Des milliers de postes à pourvoir chez les agents d'entretien, les enseignants et les aides à domicile
Outre les créations nettes d'emplois, les chercheurs ont également pris en compte les postes à pourvoir suite au nombreux départs en retraite. "90% des 800.000 postes à pourvoir chaque année sont liés à des renouvellements de fin de carrière" a précisé Michel Houdebine. Les départs à la retraite des dernières générations du baby-boom nées après la seconde guerre mondiale devraient entraîner encore des hausses sensibles de postes à pourvoir dans les années à venir.
Parmi les métiers identifiés par les statisticiens, figurent largement en tête les postes d'agents d'entretien (488.000 postes), les enseignants (329.000 postes) ou les aides à domicile (305.000). Typiquement, la dynamique pour les agents d'entretien ou les enseignants s'explique par des départs en fin de carrière. A l'opposé, certains postes à pourvoir peuvent s'expliquer par des créations nettes ou des métiers nouvellement crées dans l'informatique ou pour les ingénieurs et cadres techniques dans l'industrie par exemple.

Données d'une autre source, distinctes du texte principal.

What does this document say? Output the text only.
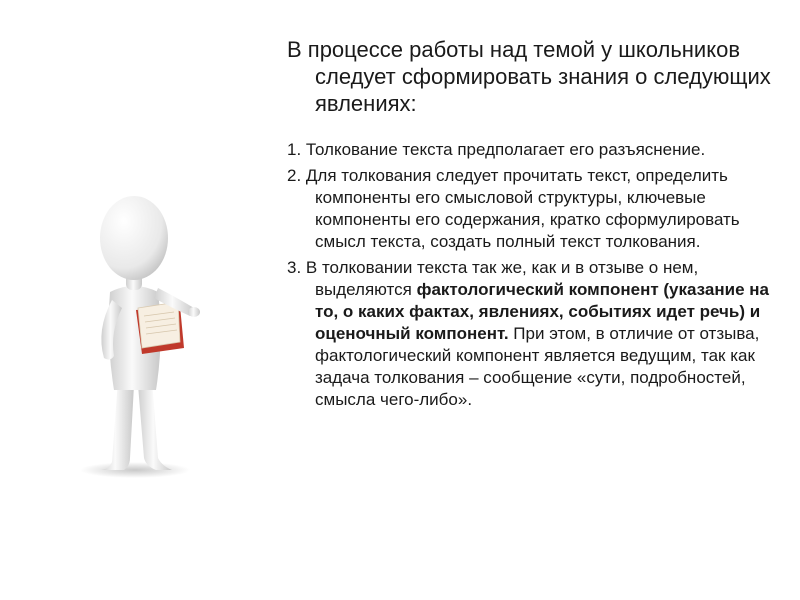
В процессе работы над темой у школьников следует сформировать знания о следующих явлениях:

1. Толкование текста предполагает его разъяснение.

2. Для толкования следует прочитать текст, определить компоненты его смысловой структуры, ключевые компоненты его содержания, кратко сформулировать смысл текста, создать полный текст толкования.

3. В толковании текста так же, как и в отзыве о нем, выделяются фактологический компонент (указание на то, о каких фактах, явлениях, событиях идет речь) и оценочный компонент. При этом, в отличие от отзыва, фактологический компонент является ведущим, так как задача толкования – сообщение «сути, подробностей, смысла чего-либо».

Des tensions à prévoir dans les métiers du droit, dans le paramédical ou le transport
La reprise en 2021 a mis en avant de fortes tensions de recrutement, entre l'offre et la demande dans certains secteurs comme la restauration ou l'hôtellerie. Dans leur épais rapport, les économistes de France Stratégie et de la Dares ont cherché à anticiper les différents déséquilibres qui pourraient survenir dans le futur. Les chercheurs ont ainsi distingué plusieurs catégories de métiers. La première concerne des métiers qui pourraient connaître une exacerbation des tensions en raison du manque d'attractivité. Il s'agit par exemple des aides à domicile, des personnels de ménage ou des conducteurs d'engins du bâtiment et des travaux publics.
La seconde catégorie concerne des métiers en tension "à anticiper". Ces métiers ne rencontrent pas spécialement de problèmes actuellement mais les entreprises pourraient en connaître. Il s'agit par exemple des ouvriers qualifiés de la manutention, des agents d'entretien ou des ouvriers du textile et du cuir. Ces déséquilibres pourraient se résorber par la capacité à attirer les chômeurs et les salariés exerçant un autre métier, les inactifs ou les immigrés expliquent les auteurs de cette vaste étude. D'autres métiers nécessitant des compétences techniques devraient encore connaître de fortes tensions comme les ouvriers qualifiés travaillant le métal, les techniciens et cadres du bâtiment.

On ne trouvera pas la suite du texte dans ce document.